Pub Date: Feb. 25th, 2002
ISBN: 0-312-27464-5
Publisher: Minotaur

A noirish thriller that recalls The Man with the Golden Arm, L.A. Confidential, and The Carpetbaggers—minus their style, bite, and pace.

First-novelist Fleming (High Concept: Don Simpson and the Hollywood Culture of Excess, 2001) works a broad canvas: Las Vegas riding on the optimism of the mid-’50s toward its place as a gambling and entertainment mecca. It’s a promising subject, but Fleming’s flat prose never sets the neon flashing or the jazz jamming. As his tale drags from one hotel to another, he calls up a familiar cast of trump-hungry owners, managers, and flunkies. Among the high-rollers are ex-fighter Worthless Worthington Jones, readying the Ivory Coast for its opening as the first hotel on the strip to welcome blacks; and Mo “the Man” Weiner, the lovably blunt mobster who secretly throws in with Jones. Seeking a wedge against Thomas Haney, the city’s nasty, corrupt chief of police, Mo sends spiritually wounded, drug-addicted trumpeter “Crush Velvet” Deacon to intercept a rat-faced man with a suitcase. At a bus station where Deacon attempts the mission, he falls for “ . . . the most beautiful girl [he] had ever seen.” Deacon also discovers that the suitcase holds compromising, pornographic pictures, a hoary plot device that links the characters but only nudges the story along.
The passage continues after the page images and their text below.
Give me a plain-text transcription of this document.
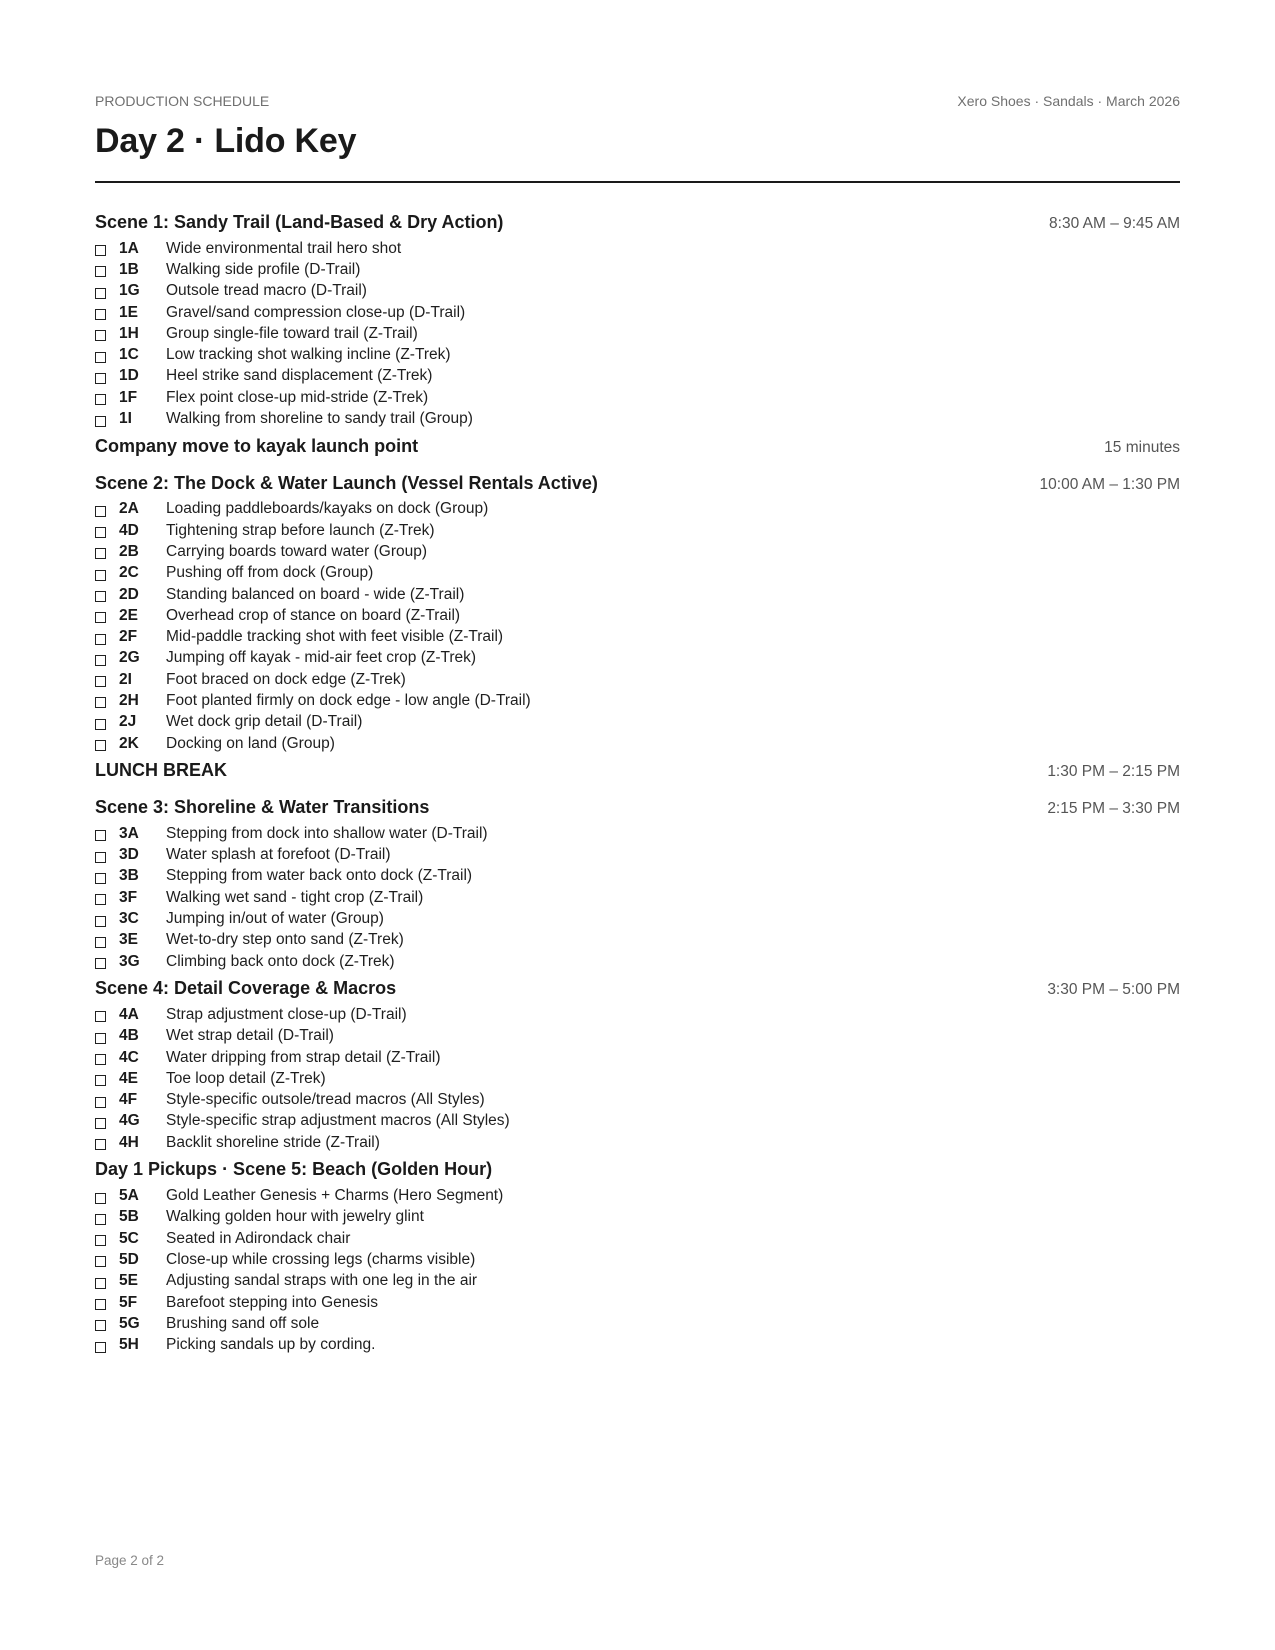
PRODUCTION SCHEDULE	Xero Shoes · Sandals · March 2026
Day 2 · Lido Key
Scene 1: Sandy Trail (Land-Based & Dry Action)	8:30 AM – 9:45 AM
1A	Wide environmental trail hero shot
1B	Walking side profile (D-Trail)
1G	Outsole tread macro (D-Trail)
1E	Gravel/sand compression close-up (D-Trail)
1H	Group single-file toward trail (Z-Trail)
1C	Low tracking shot walking incline (Z-Trek)
1D	Heel strike sand displacement (Z-Trek)
1F	Flex point close-up mid-stride (Z-Trek)
1I	Walking from shoreline to sandy trail (Group)
Company move to kayak launch point	15 minutes
Scene 2: The Dock & Water Launch (Vessel Rentals Active)	10:00 AM – 1:30 PM
2A	Loading paddleboards/kayaks on dock (Group)
4D	Tightening strap before launch (Z-Trek)
2B	Carrying boards toward water (Group)
2C	Pushing off from dock (Group)
2D	Standing balanced on board - wide (Z-Trail)
2E	Overhead crop of stance on board (Z-Trail)
2F	Mid-paddle tracking shot with feet visible (Z-Trail)
2G	Jumping off kayak - mid-air feet crop (Z-Trek)
2I	Foot braced on dock edge (Z-Trek)
2H	Foot planted firmly on dock edge - low angle (D-Trail)
2J	Wet dock grip detail (D-Trail)
2K	Docking on land (Group)
LUNCH BREAK	1:30 PM – 2:15 PM
Scene 3: Shoreline & Water Transitions	2:15 PM – 3:30 PM
3A	Stepping from dock into shallow water (D-Trail)
3D	Water splash at forefoot (D-Trail)
3B	Stepping from water back onto dock (Z-Trail)
3F	Walking wet sand - tight crop (Z-Trail)
3C	Jumping in/out of water (Group)
3E	Wet-to-dry step onto sand (Z-Trek)
3G	Climbing back onto dock (Z-Trek)
Scene 4: Detail Coverage & Macros	3:30 PM – 5:00 PM
4A	Strap adjustment close-up (D-Trail)
4B	Wet strap detail (D-Trail)
4C	Water dripping from strap detail (Z-Trail)
4E	Toe loop detail (Z-Trek)
4F	Style-specific outsole/tread macros (All Styles)
4G	Style-specific strap adjustment macros (All Styles)
4H	Backlit shoreline stride (Z-Trail)
Day 1 Pickups · Scene 5: Beach (Golden Hour)
5A	Gold Leather Genesis + Charms (Hero Segment)
5B	Walking golden hour with jewelry glint
5C	Seated in Adirondack chair
5D	Close-up while crossing legs (charms visible)
5E	Adjusting sandal straps with one leg in the air
5F	Barefoot stepping into Genesis
5G	Brushing sand off sole
5H	Picking sandals up by cording.
Page 2 of 2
Dialogue is flat (“ ‘That’s Eddie Fisher and Debbie Reynolds over there’ . . . ‘Oh my goodness. It is’ ”), and Fleming’s attempts to limn characters through flashbacks rather than brisk action dog the momentum. The surprise at the close is not its fairly satisfying twist, but the tightness that snaps into the telling as the Ivory Coast opens and the lugs finally face off.

A long night at the tables, with some payoff in the wee small hours.